Créée en réponse au lancement du satellite Spoutnik par l’Union soviétique en 1957, la Darpa applique un modèle révolutionnaire d’investissement dans la recherche, qui diffère des pratiques européennes actuelles.

Lire aussi la chronique (2021) | Article réservé à nos abonnés « Une agence nationale pour l’innovation de rupture, pour faire quoi ? »

Tout d’abord, elle cible les problèmes spécifiques à la défense et à la sécurité des Etats-Unis. Par opposition, l’ARIA travaille actuellement sur sept « domaines d’opportunité » allant des neurotechnologies de précision aux mathématiques pour une intelligence artificielle (IA) sûre. Quant à la Sprind, si elle se concentre sur de moins nombreux sujets, aucun d’entre eux ne concerne la défense.

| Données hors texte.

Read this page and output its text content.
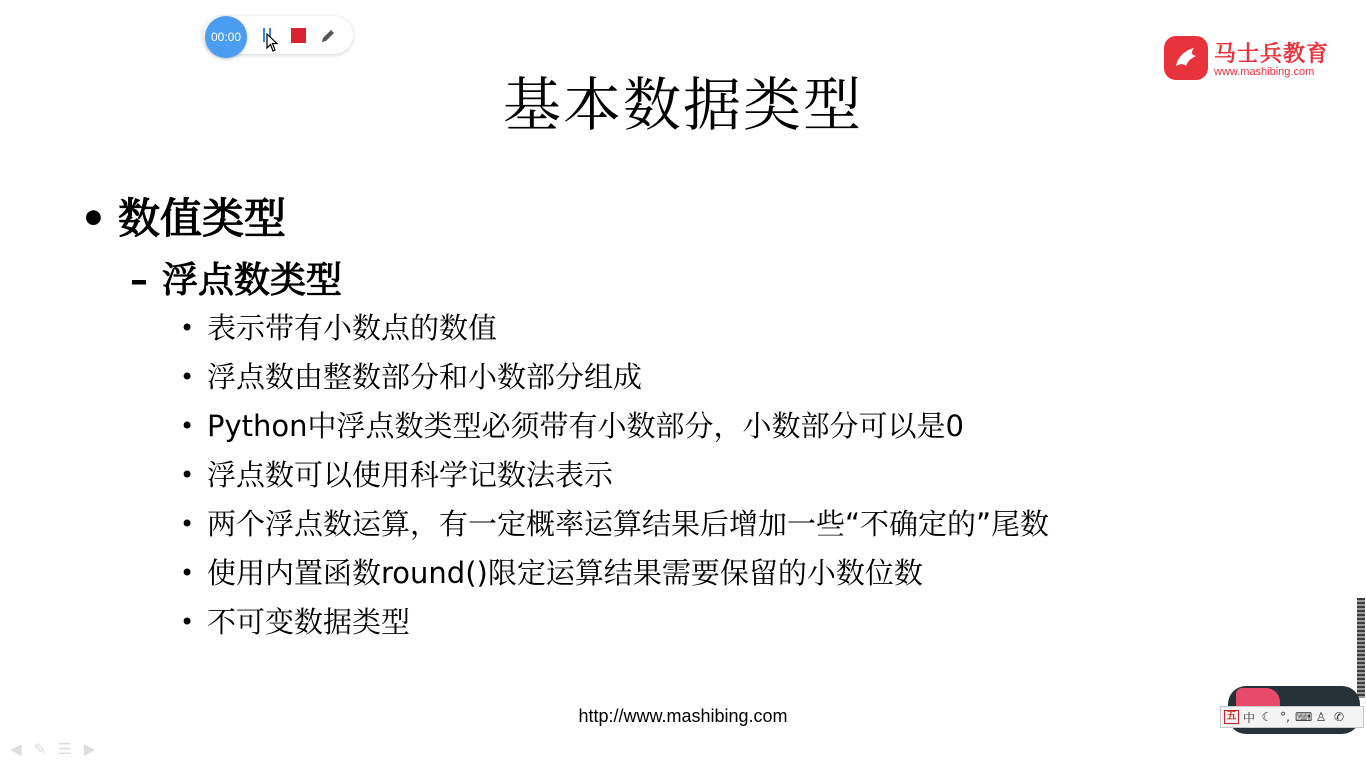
00:00
马士兵教育
www.mashibing.com
基本数据类型
• 数值类型
– 浮点数类型
• 表示带有小数点的数值
• 浮点数由整数部分和小数部分组成
• Python中浮点数类型必须带有小数部分，小数部分可以是0
• 浮点数可以使用科学记数法表示
• 两个浮点数运算，有一定概率运算结果后增加一些“不确定的”尾数
• 使用内置函数round()限定运算结果需要保留的小数位数
• 不可变数据类型
http://www.mashibing.com
◀ ✎ ☰ ▶
五 中 ☾ °, ⌨ ♙ ✆
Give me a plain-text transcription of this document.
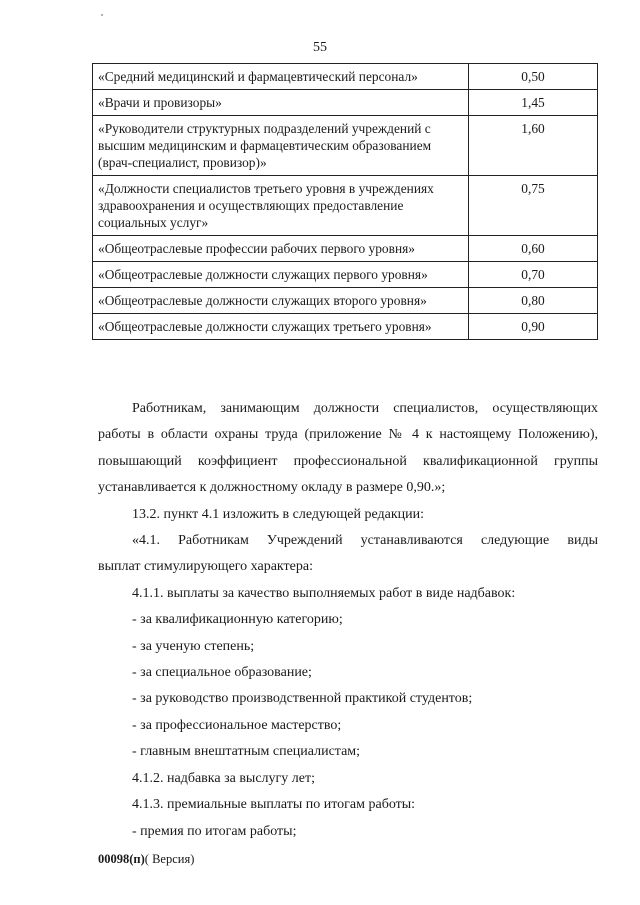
55
«Средний медицинский и фармацевтический персонал»	0,50
«Врачи и провизоры»	1,45
«Руководители структурных подразделений учреждений с высшим медицинским и фармацевтическим образованием (врач-специалист, провизор)»	1,60
«Должности специалистов третьего уровня в учреждениях здравоохранения и осуществляющих предоставление социальных услуг»	0,75
«Общеотраслевые профессии рабочих первого уровня»	0,60
«Общеотраслевые должности служащих первого уровня»	0,70
«Общеотраслевые должности служащих второго уровня»	0,80
«Общеотраслевые должности служащих третьего уровня»	0,90

Работникам, занимающим должности специалистов, осуществляющих

работы в области охраны труда (приложение № 4 к настоящему Положению),

повышающий коэффициент профессиональной квалификационной группы

устанавливается к должностному окладу в размере 0,90.»;

13.2. пункт 4.1 изложить в следующей редакции:

«4.1. Работникам Учреждений устанавливаются следующие виды

выплат стимулирующего характера:

4.1.1. выплаты за качество выполняемых работ в виде надбавок:

- за квалификационную категорию;

- за ученую степень;

- за специальное образование;

- за руководство производственной практикой студентов;

- за профессиональное мастерство;

- главным внештатным специалистам;

4.1.2. надбавка за выслугу лет;

4.1.3. премиальные выплаты по итогам работы:

- премия по итогам работы;

00098(п)( Версия)
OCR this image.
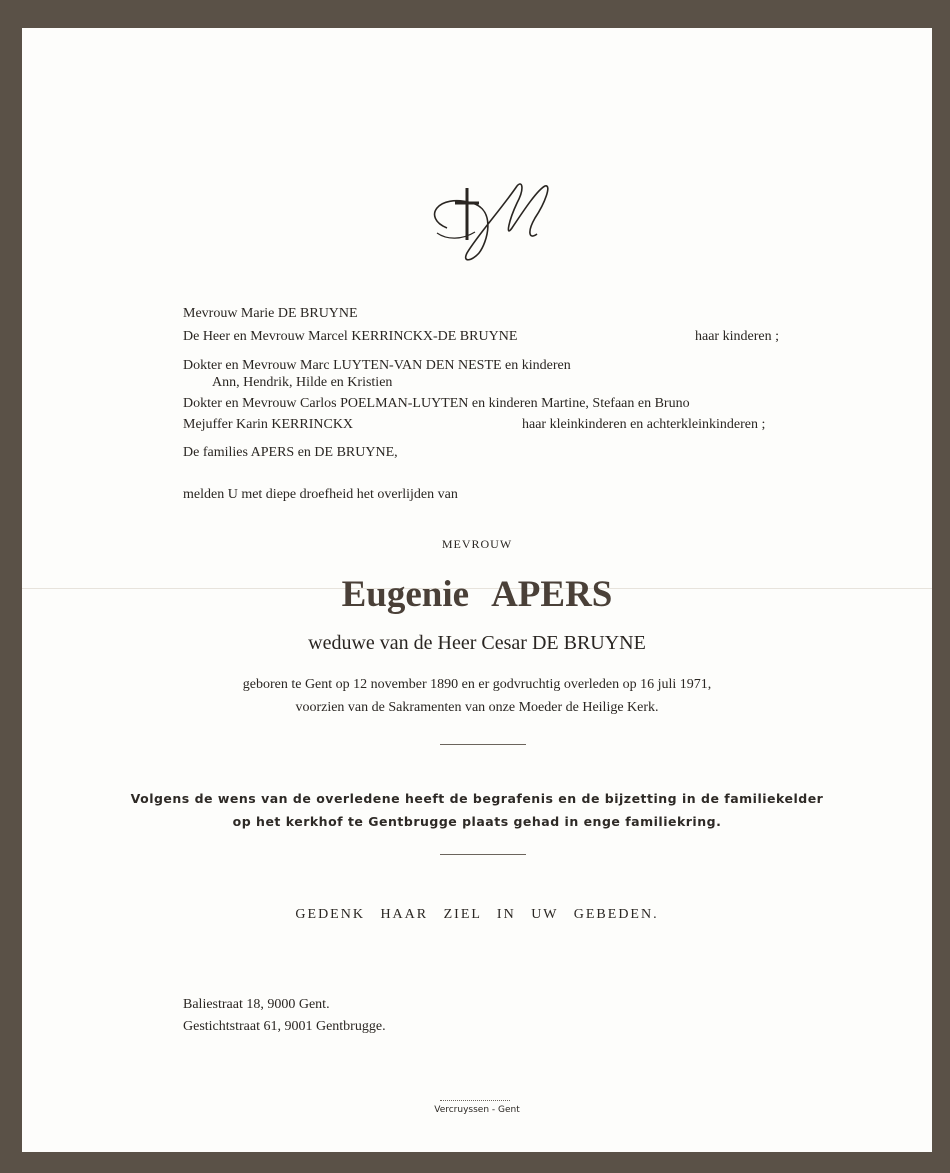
Mevrouw Marie DE BRUYNE
De Heer en Mevrouw Marcel KERRINCKX-DE BRUYNE	haar kinderen ;
Dokter en Mevrouw Marc LUYTEN-VAN DEN NESTE en kinderen
Ann, Hendrik, Hilde en Kristien
Dokter en Mevrouw Carlos POELMAN-LUYTEN en kinderen Martine, Stefaan en Bruno
Mejuffer Karin KERRINCKX	haar kleinkinderen en achterkleinkinderen ;
De families APERS en DE BRUYNE,
melden U met diepe droefheid het overlijden van
MEVROUW
Eugenie APERS
weduwe van de Heer Cesar DE BRUYNE
geboren te Gent op 12 november 1890 en er godvruchtig overleden op 16 juli 1971,
voorzien van de Sakramenten van onze Moeder de Heilige Kerk.
Volgens de wens van de overledene heeft de begrafenis en de bijzetting in de familiekelder
op het kerkhof te Gentbrugge plaats gehad in enge familiekring.
GEDENK HAAR ZIEL IN UW GEBEDEN.
Baliestraat 18, 9000 Gent.
Gestichtstraat 61, 9001 Gentbrugge.
Vercruyssen - Gent
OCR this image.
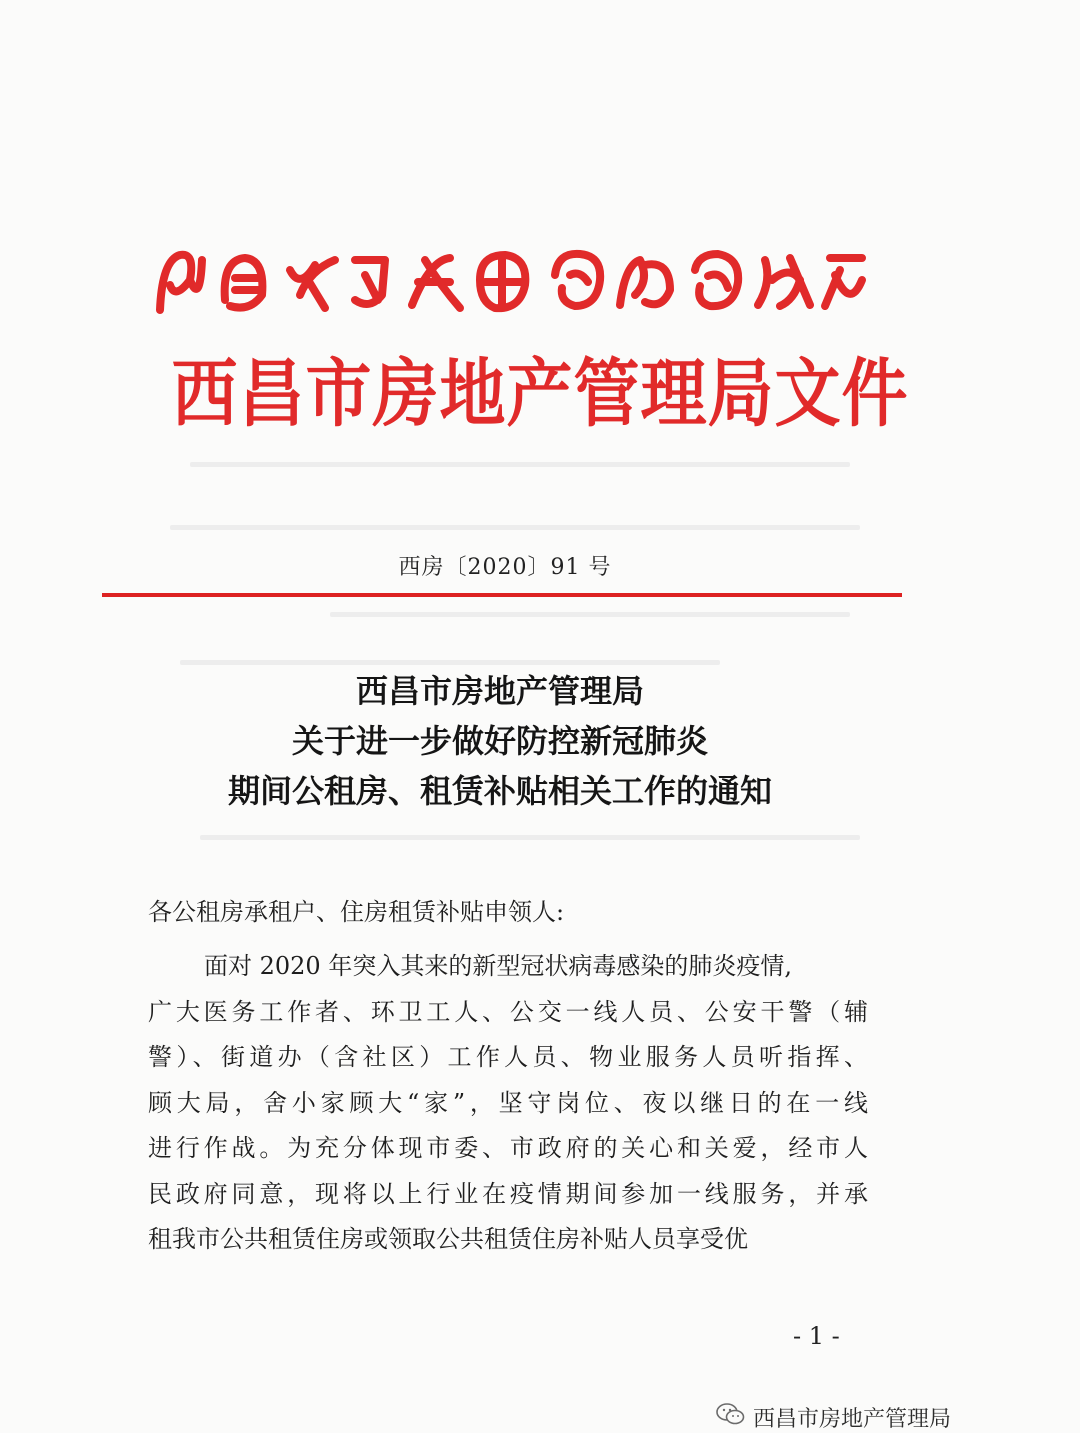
西昌市房地产管理局文件
西房〔2020〕91 号
西昌市房地产管理局
关于进一步做好防控新冠肺炎
期间公租房、租赁补贴相关工作的通知
各公租房承租户、住房租赁补贴申领人:
面对 2020 年突入其来的新型冠状病毒感染的肺炎疫情,
广大医务工作者、环卫工人、公交一线人员、公安干警（辅
警）、街道办（含社区）工作人员、物业服务人员听指挥、
顾大局，舍小家顾大“家”，坚守岗位、夜以继日的在一线
进行作战。为充分体现市委、市政府的关心和关爱，经市人
民政府同意，现将以上行业在疫情期间参加一线服务，并承
租我市公共租赁住房或领取公共租赁住房补贴人员享受优
- 1 -
西昌市房地产管理局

La Darpa offre également une importante autonomie décisionnelle à ses directeurs de programme. Après avoir identifié un besoin ou un défi dans le cadre général de la mission de défense, ces directeurs définissent un « espace technologique inexploré », et sélectionnent des projets susceptibles de le combler. Si l’ARIA est parvenue à reproduire cette approche, les agences européennes de financement continuent en revanche de s’appuyer sur un système institutionnalisé de révision par les pairs et sur des procédures de sélection longues et fastidieuses. Ces procédés ralentissent le rythme de l’innovation, excluent certaines des idées les plus inventives et conduisent les agences de l’Union européenne (UE) à prendre du retard par rapport à leur équivalente américaine.

Redistribution des fonds

La Darpa dispose également d’un budget beaucoup plus important : plus de 4 milliards de dollars [3,76 milliards d’euros] par an. A titre de comparaison, le CEI a attribué au total 159 millions d’euros à 43 nouveaux projets dans trois vastes domaines en 2023. La Sprind a alloué entre 500 000 et 3 millions d’euros à un nombre moins élevé de projets. Les subventions de l’ARIA s’élèvent de 400 000 livres sterling (environ 480 000 euros) à 10 millions de livres, mais son financement est trop limité pour exercer un impact appréciable sur ses nombreux domaines de recherche.